The answer is in Tenn. Code Ann. § 29-18-117, which provides: “The officer serving the warrant shall notify the defendant of the time and place of trial, the time not to be less than six (6) days from the date of service.”

So, in order to have a valid eviction lawsuit, you have to provide–at a minimum–six days notice from the date of service of process.

Note:  This timeline is for commercial property evictions. Residential evictions are governed by the Uniform Residential Landlord and Tenant Act , and that is it’s own blog post.

 

 

Tennessee Detainer Actions: Not Just for Tenants and Landlords

What if you own real property, but someone else has possession of the property, and you want them gone? You evict them. But, as you’ll see under Tennessee statutes, they don’t call it an “eviction” lawsuit; they call it a “detainer” lawsuit.

The statute in Tennessee is Tenn. Code Ann. § 29-18-104, titled “Unlawful Detainer.” That statute provides:

Unlawful detainer is where the defendant enters by contract, either as tenant or as assignee of a tenant, or as personal representative of a tenant, or as subtenant, or by collusion with a tenant, and, in either case, willfully and without force, holds over the possession from the landlord, or the assignee of the remainder or reversion.”

These detainer actions are generally brought in general sessions court, where, as I’ve noted before, you can exceed the $25,000 jurisdictional limit. Also, even though general sessions appeals are very easy on most matters, they are complicated and expensive in general sessions court.

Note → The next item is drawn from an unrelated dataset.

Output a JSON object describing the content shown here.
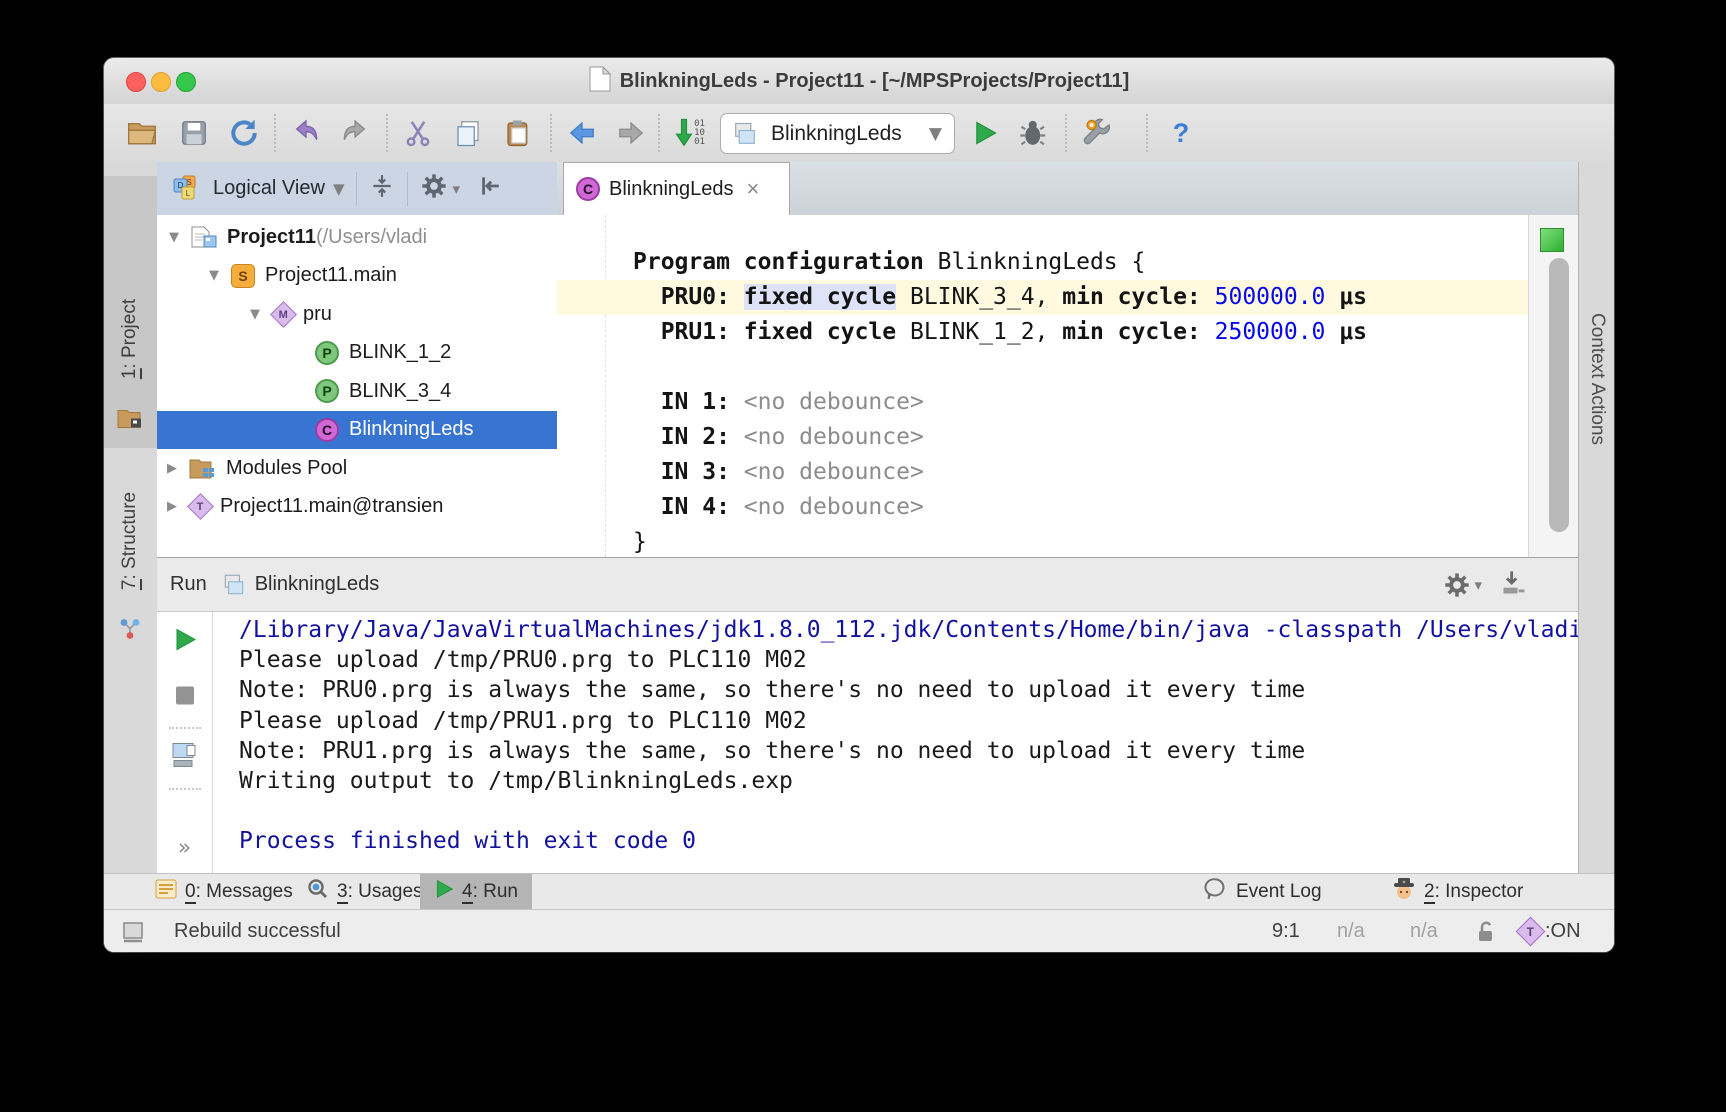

So, if you’re a landlord, you’re probably reading that statute and thinking it’s exactly what you need, right? But, what about if you’ve purchased the property, either by a typical sale or a foreclosure? In that case, you’re not a landlord, and the defendant isn’t entering by contract (i.e. lease). Does a different statute apply?

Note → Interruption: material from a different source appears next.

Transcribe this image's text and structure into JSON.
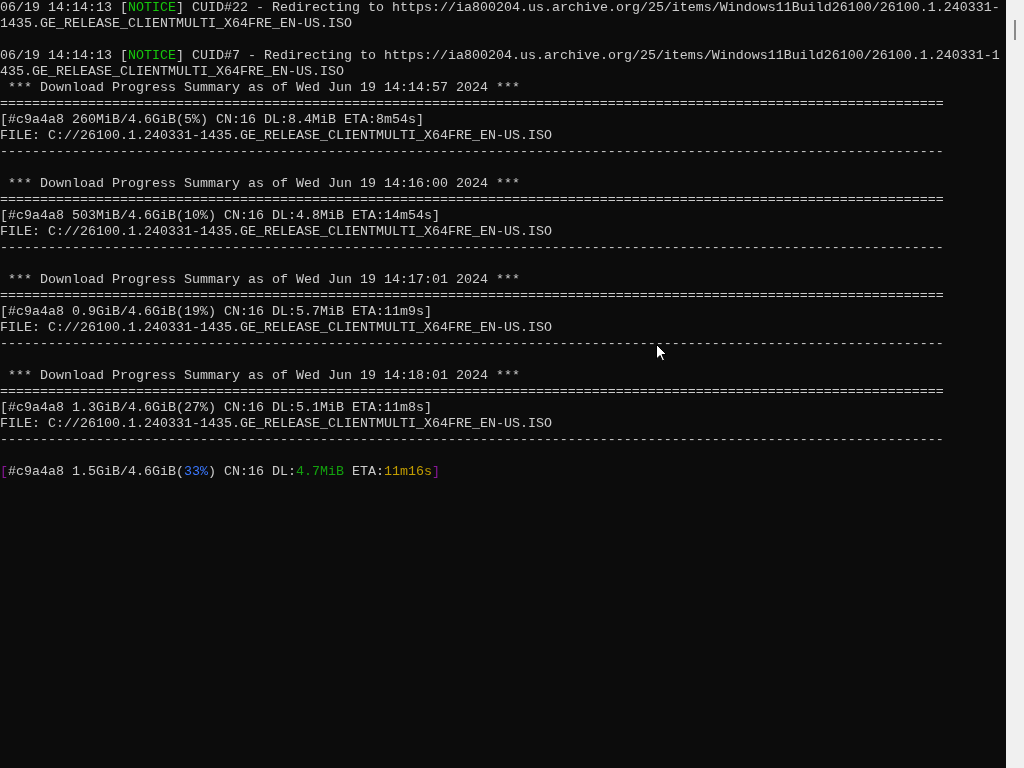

No, said the Tennessee Court of Appeals in Federal National Mortgage Association v. Danny O. Daniels, W2015-00999-COA-R3-CV (Dec. 21, 2015).  There, the Court noted that the Deed of Trust will create “a landlord/tenant relationship … between the foreclosure sale purchaser and the mortgagor in possession of the property,” and, as a result, “constructive possession is conferred on the foreclosure sale purchaser upon the passing of title; that constructive possession provides the basis for maintaining the unlawful detainer.”

In such a case, a plaintiff must prove: (1) its constructive possession of the property (i.e. ownership of the property); and (2) its loss of possession by the other party’s act of unlawful detainer.

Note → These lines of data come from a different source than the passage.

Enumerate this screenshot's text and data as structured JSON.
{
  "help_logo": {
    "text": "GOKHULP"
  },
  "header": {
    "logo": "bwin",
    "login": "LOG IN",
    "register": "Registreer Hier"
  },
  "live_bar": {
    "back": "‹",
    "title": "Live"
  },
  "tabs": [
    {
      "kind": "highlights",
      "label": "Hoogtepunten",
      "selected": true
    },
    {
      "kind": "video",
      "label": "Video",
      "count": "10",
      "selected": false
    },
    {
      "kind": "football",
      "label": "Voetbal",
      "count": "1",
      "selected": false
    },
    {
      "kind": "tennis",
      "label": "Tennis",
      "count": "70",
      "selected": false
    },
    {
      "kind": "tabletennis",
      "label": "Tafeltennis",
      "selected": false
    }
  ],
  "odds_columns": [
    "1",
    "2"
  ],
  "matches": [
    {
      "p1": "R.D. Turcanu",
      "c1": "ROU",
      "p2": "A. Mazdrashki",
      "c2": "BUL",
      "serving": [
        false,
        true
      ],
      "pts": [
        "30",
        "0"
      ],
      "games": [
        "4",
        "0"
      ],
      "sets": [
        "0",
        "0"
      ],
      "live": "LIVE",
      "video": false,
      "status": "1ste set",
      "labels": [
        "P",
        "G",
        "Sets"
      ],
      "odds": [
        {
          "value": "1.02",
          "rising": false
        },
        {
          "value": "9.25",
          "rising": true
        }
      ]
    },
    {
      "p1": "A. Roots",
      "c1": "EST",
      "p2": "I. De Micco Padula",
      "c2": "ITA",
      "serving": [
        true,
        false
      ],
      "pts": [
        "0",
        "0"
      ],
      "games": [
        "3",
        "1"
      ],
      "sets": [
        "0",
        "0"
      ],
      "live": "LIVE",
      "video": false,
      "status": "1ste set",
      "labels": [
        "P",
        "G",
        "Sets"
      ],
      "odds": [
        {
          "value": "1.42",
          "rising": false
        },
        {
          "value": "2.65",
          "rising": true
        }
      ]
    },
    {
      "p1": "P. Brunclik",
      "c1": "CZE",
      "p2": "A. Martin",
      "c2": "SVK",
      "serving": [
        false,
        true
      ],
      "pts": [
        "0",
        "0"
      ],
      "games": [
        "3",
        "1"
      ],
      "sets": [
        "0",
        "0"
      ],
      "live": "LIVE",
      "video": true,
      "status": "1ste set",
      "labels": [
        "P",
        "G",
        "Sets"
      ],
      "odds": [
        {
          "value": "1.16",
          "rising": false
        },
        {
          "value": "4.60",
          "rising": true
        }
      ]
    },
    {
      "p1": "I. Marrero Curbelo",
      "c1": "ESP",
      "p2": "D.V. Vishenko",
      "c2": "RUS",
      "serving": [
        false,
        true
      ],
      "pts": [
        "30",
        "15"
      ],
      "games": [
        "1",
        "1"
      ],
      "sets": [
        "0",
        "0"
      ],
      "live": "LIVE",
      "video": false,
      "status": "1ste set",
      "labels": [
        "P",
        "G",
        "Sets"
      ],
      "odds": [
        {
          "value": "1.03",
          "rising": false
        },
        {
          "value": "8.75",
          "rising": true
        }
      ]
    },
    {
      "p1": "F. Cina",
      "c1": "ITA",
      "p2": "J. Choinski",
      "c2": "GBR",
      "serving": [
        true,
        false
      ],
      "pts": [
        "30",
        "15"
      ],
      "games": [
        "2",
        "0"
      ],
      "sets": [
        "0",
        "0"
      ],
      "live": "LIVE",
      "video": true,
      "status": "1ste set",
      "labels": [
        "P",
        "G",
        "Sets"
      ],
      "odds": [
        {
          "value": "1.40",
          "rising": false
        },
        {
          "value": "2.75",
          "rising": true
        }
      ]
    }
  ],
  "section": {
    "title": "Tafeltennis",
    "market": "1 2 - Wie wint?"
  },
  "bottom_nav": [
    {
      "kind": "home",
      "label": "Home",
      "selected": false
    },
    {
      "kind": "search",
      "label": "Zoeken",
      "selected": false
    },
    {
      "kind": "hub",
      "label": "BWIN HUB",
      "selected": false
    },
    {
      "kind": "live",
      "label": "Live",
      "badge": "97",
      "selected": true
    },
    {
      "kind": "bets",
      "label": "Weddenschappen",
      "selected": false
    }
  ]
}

In short, the detainer statutes in Tennessee aren’t well crafted. Sometimes they reference landlords and tenants; sometimes they don’t. Courts have a tendency to construe statutes as written and to assume that the legislature means what it says when it uses specific words. That’s bad news for the foreclosure sale purchaser, who isn’t a landlord and who isn’t dealing with a tenant.

Here, however, it’s clear that the legislature should have proofread the statutes a few more times. Fortunately, Tennessee courts have applied the statutes in a broader sense.